Sheriff Carmichael drew in a deep breath and then puffed his cheeks in a drawn out sigh. “There was no such thing as an Amber Alert, but we got the word out to all the agencies, including yours. And then there was the media. They jumped all over it too. Next day was Christmas Eve,” he said. “We figured by that point Colson had probably gone across the state line into Iowa, or maybe even east into Illinois, so APB’s went out in every direction. But we kept lookin’ around here anyway. We weren’t about to give up. Of course, we still couldn’t find a thing. Not a trace of either of them. So…later that afternoon I went home and caught a nap. I had a regular shift coming up and I’d been running on next to no sleep.

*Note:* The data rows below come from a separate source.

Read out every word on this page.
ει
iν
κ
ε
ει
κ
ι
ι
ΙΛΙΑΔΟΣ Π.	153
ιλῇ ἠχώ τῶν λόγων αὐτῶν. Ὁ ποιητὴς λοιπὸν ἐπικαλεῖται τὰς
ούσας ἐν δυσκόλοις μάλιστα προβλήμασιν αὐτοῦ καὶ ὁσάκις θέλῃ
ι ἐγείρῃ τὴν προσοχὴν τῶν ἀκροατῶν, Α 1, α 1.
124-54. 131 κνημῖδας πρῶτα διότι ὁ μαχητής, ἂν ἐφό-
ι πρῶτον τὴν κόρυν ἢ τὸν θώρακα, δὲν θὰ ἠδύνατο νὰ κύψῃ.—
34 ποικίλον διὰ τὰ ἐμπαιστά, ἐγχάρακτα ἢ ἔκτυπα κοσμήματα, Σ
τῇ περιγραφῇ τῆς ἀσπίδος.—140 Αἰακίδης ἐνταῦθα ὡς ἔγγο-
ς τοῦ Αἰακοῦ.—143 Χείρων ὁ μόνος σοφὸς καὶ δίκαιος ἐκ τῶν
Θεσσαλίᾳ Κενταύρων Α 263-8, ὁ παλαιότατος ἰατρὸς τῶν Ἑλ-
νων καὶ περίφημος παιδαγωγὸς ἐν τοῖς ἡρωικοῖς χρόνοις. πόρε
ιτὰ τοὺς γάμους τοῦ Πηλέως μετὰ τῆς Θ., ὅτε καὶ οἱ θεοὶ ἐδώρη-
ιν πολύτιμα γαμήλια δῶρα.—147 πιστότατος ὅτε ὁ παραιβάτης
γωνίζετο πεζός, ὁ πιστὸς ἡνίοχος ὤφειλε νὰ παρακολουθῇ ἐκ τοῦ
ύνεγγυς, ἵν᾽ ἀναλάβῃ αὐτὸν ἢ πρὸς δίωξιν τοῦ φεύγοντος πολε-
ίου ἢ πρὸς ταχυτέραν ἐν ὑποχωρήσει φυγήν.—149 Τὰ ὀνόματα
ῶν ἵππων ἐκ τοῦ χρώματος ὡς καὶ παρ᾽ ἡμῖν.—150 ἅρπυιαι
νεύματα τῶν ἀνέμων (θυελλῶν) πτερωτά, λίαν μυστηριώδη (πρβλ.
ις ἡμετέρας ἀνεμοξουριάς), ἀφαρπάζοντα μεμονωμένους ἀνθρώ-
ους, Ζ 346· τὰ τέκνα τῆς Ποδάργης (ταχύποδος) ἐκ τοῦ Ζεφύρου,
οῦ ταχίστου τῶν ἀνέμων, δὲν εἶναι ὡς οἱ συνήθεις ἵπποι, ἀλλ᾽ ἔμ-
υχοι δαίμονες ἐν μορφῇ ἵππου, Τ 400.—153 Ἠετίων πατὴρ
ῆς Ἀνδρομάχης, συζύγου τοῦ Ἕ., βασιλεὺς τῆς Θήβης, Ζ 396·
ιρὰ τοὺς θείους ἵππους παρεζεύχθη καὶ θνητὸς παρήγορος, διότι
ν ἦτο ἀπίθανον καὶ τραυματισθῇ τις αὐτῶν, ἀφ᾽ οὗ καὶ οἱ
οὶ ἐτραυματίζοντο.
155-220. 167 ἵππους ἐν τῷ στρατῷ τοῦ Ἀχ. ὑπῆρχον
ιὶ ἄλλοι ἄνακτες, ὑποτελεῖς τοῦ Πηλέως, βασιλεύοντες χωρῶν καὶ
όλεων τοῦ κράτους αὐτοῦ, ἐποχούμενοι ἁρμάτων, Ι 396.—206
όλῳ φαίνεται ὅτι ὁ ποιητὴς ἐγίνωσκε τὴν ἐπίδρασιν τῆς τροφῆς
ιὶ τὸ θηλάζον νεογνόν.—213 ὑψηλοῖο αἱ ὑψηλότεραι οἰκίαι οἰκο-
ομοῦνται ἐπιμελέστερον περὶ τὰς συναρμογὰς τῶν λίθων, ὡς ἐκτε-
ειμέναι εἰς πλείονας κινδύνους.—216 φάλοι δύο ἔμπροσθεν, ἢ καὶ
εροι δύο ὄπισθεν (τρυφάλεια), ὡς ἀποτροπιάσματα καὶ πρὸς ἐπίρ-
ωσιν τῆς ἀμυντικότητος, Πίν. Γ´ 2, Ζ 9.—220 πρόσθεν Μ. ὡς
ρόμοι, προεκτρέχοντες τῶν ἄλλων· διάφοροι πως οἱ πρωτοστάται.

That evening I headed in for my regular overnight duty shift. Next mornin’ is when I found her.”

“How?”

“Luck, I guess,” he replied. “I’d just been sittin’ there in the office and twiddlin’ my thumbs the whole damn night. Soon as my shift ended, I figured I’d go out and cruise. You know, have another look even if I was just covering old ground. I was out for an hour…maybe a bit more…and everything just started to catch up with me. It was pushin’ five A.M., so I decided to go on home and hit the sack. I was out on the west side of town. Turned a corner to loop around the block and there she was. Standin’ in the middle of the road.”